He looked at the verses again and again; and the longer he looked at them the less he liked them—he scarcely knew why. Perhaps they were a little too literary? They seemed to lack naturalness and simplicity; at all events, they were not true to Meenie; why should Meenie figure as a flippant coquette? And so he threw them away and turned to his books—not the scientific ones—to hunt out something that was like Meenie. He came near it in Tannahill, but was not quite satisfied. A verse or two in Keats held his fancy for a moment. But at last he found what he wanted in Wordsworth—

'A violet by a mossy stone

Half hidden from the eye;

—Fair as a star, when only one

Is shining in the sky.'

Yes; that was liker Meenie—who 'dwelt among the untrodden ways.'

CHAPTER V.

A LESSON IN FLY-FISHING.

Miss Carry Hodson returned from Paris in a very radiant mood; she had had what she called a real good time, and everything connected with the wedding had gone off most successfully. Her dress, that she had ordered long before she came to the Highlands, was a perfect fit; Lily Selden made the most charming and beautiful of brides; and no less a person than a prince (rather swarthy, and hailing from some mysterious region east of the Carpathians) had proposed the health of the bridesmaids, and had made especial mention of the young ladies who had travelled long distances to be present on the auspicious occasion.

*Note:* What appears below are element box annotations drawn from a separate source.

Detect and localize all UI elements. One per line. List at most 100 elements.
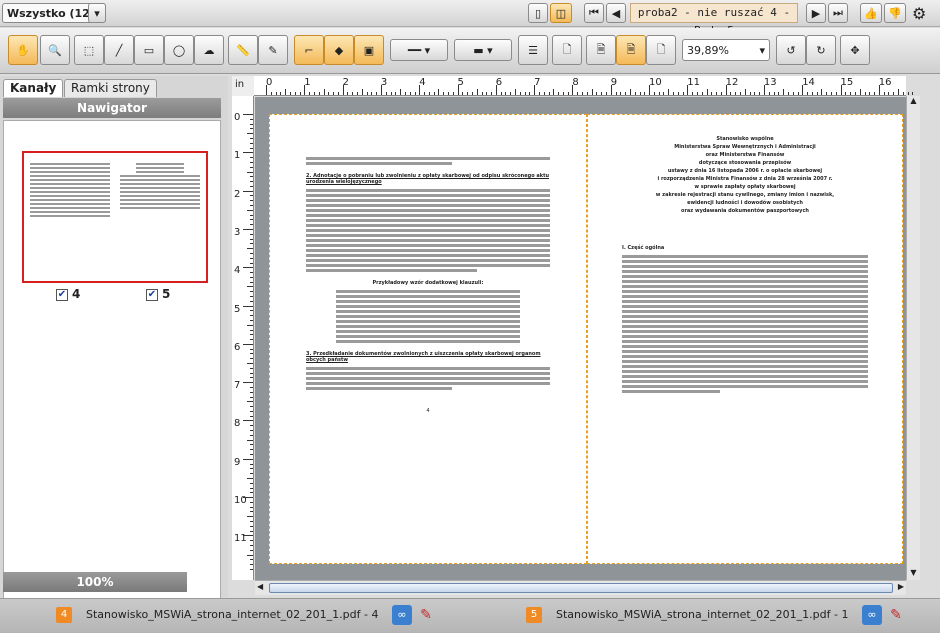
tab-ramki-strony[interactable]: Ramki strony <box>64 79 157 97</box>
rotate-right-button[interactable]: ↻ <box>806 35 836 65</box>
reject-button[interactable]: 👎 <box>884 3 906 23</box>
ruler-tick <box>792 92 794 95</box>
first-page-button[interactable]: ⏮ <box>584 3 604 23</box>
page-badge-5: 5 <box>526 607 542 623</box>
ruler-tick <box>558 92 560 95</box>
ruler-tick <box>250 492 253 494</box>
ruler-tick <box>250 549 253 551</box>
ruler-tick <box>250 367 253 369</box>
line-tool-button[interactable]: ╱ <box>104 35 134 65</box>
horizontal-scrollbar[interactable]: ◀ ▶ <box>255 580 906 595</box>
eyedropper-tool-button[interactable]: ✎ <box>258 35 288 65</box>
scroll-down-icon[interactable]: ▼ <box>907 568 920 580</box>
ruler-tick <box>701 92 703 95</box>
next-page-button[interactable]: ▶ <box>806 3 826 23</box>
ruler-tick <box>250 123 253 125</box>
scroll-thumb[interactable] <box>269 583 893 593</box>
ruler-tick <box>735 92 737 95</box>
ruler-tick-label: 0 <box>234 112 241 123</box>
navigator-thumbnail[interactable] <box>22 151 208 283</box>
ruler-tick-label: 13 <box>763 77 777 88</box>
measure-tool-button[interactable]: 📏 <box>228 35 258 65</box>
ruler-tick <box>433 92 435 95</box>
single-page-icon: ▯ <box>534 6 542 20</box>
right-title-7: w sprawie zapłaty opłaty skarbowej <box>694 184 796 190</box>
document-title: proba2 - nie ruszać 4 - Body 5 <box>630 3 798 37</box>
ruler-tick <box>250 386 253 388</box>
document-canvas[interactable]: 2. Adnotacje o pobraniu lub zwolnieniu z… <box>255 97 906 580</box>
link-icon[interactable]: ∞ <box>862 605 882 625</box>
gear-icon[interactable]: ⚙ <box>912 4 926 23</box>
approve-button[interactable]: 👍 <box>860 3 882 23</box>
zoom-select[interactable]: 39,89% ▾ <box>682 39 770 61</box>
crop-icon: ⌐ <box>304 43 314 57</box>
cloud-tool-button[interactable]: ☁ <box>194 35 224 65</box>
page-view-button[interactable]: 🗋 <box>552 35 582 65</box>
rotate-left-button[interactable]: ↺ <box>776 35 806 65</box>
ruler-tick <box>352 92 354 95</box>
chevron-down-icon[interactable]: ▾ <box>88 3 106 23</box>
crop-tool-button[interactable]: ⌐ <box>294 35 324 65</box>
page-5-checkbox[interactable]: ✔ <box>146 289 158 301</box>
overlay-tool-button[interactable]: ◆ <box>324 35 354 65</box>
line-color-select[interactable]: ▬ ▾ <box>454 39 512 61</box>
ruler-tick <box>716 92 718 95</box>
frame-tool-button[interactable]: ▣ <box>354 35 384 65</box>
page-4-checkbox[interactable]: ✔ <box>56 289 68 301</box>
ruler-tick <box>309 92 311 95</box>
scroll-right-icon[interactable]: ▶ <box>898 582 904 591</box>
page-small-button[interactable]: 🗋 <box>646 35 676 65</box>
scroll-up-icon[interactable]: ▲ <box>907 96 920 108</box>
ruler-tick-label: 3 <box>234 226 241 238</box>
ruler-tick <box>247 439 253 441</box>
text-view-button[interactable]: ☰ <box>518 35 548 65</box>
ruler-tick <box>515 89 516 95</box>
ruler-tick <box>582 92 583 95</box>
single-page-view-button[interactable]: ▯ <box>528 3 548 23</box>
link-icon[interactable]: ∞ <box>392 605 412 625</box>
ruler-tick <box>250 339 253 341</box>
vertical-scrollbar[interactable]: ▲ ▼ <box>906 96 920 580</box>
top-bar: Wszystko (12) ▾ ▯ ◫ ⏮ ◀ proba2 - nie rus… <box>0 0 940 37</box>
ruler-tick <box>505 92 507 95</box>
ruler-tick <box>677 92 679 95</box>
ruler-tick <box>243 497 253 498</box>
tab-kanaly[interactable]: Kanały <box>3 79 64 97</box>
ruler-tick <box>649 85 650 95</box>
ruler-tick <box>323 89 325 95</box>
fit-window-button[interactable]: ✥ <box>840 35 870 65</box>
spread-view-button[interactable]: ◫ <box>550 3 572 23</box>
ruler-tick <box>250 506 253 508</box>
page-active-button[interactable]: 🗎 <box>616 35 646 65</box>
ruler-tick <box>250 487 253 489</box>
ruler-tick <box>250 434 253 436</box>
ruler-tick <box>250 544 253 546</box>
prev-page-button[interactable]: ◀ <box>606 3 626 23</box>
ruler-tick <box>529 92 531 95</box>
hand-tool-button[interactable]: ✋ <box>8 35 38 65</box>
ruler-tick <box>250 425 253 427</box>
edit-icon[interactable]: ✎ <box>886 605 906 625</box>
color-swatch-icon: ▬ ▾ <box>473 43 493 57</box>
ruler-tick <box>807 92 808 95</box>
ruler-tick-label: 9 <box>234 456 241 468</box>
ellipse-tool-button[interactable]: ◯ <box>164 35 194 65</box>
select-tool-button[interactable]: ⬚ <box>74 35 104 65</box>
line-style-select[interactable]: ━━ ▾ <box>390 39 448 61</box>
edit-icon[interactable]: ✎ <box>416 605 436 625</box>
ruler-tick <box>361 89 363 95</box>
ruler-tick <box>250 166 253 168</box>
ruler-tick <box>797 92 799 95</box>
right-title-4: dotyczące stosowania przepisów <box>698 160 792 166</box>
last-page-button[interactable]: ⏭ <box>828 3 848 23</box>
page-fill-button[interactable]: 🗎 <box>586 35 616 65</box>
ruler-tick <box>907 92 909 95</box>
ruler-tick-label: 15 <box>840 77 854 88</box>
ruler-tick <box>553 89 555 95</box>
scroll-left-icon[interactable]: ◀ <box>257 582 263 591</box>
ruler-tick <box>250 233 253 235</box>
eyedropper-icon: ✎ <box>268 43 278 57</box>
zoom-tool-button[interactable]: 🔍 <box>40 35 70 65</box>
rectangle-tool-button[interactable]: ▭ <box>134 35 164 65</box>
ruler-tick <box>567 92 569 95</box>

However, on the morning after her return to Inver-Mudal her equanimity was somewhat dashed. When she went along the passage to the little hall—to see what the morning was like outside—she found waiting there a respectable-looking elderly Highlander, with grizzled locks, who touched his cap to her, and who had her waterproof over his arm. This last circumstance made her suspicious; instantly she went back to her father.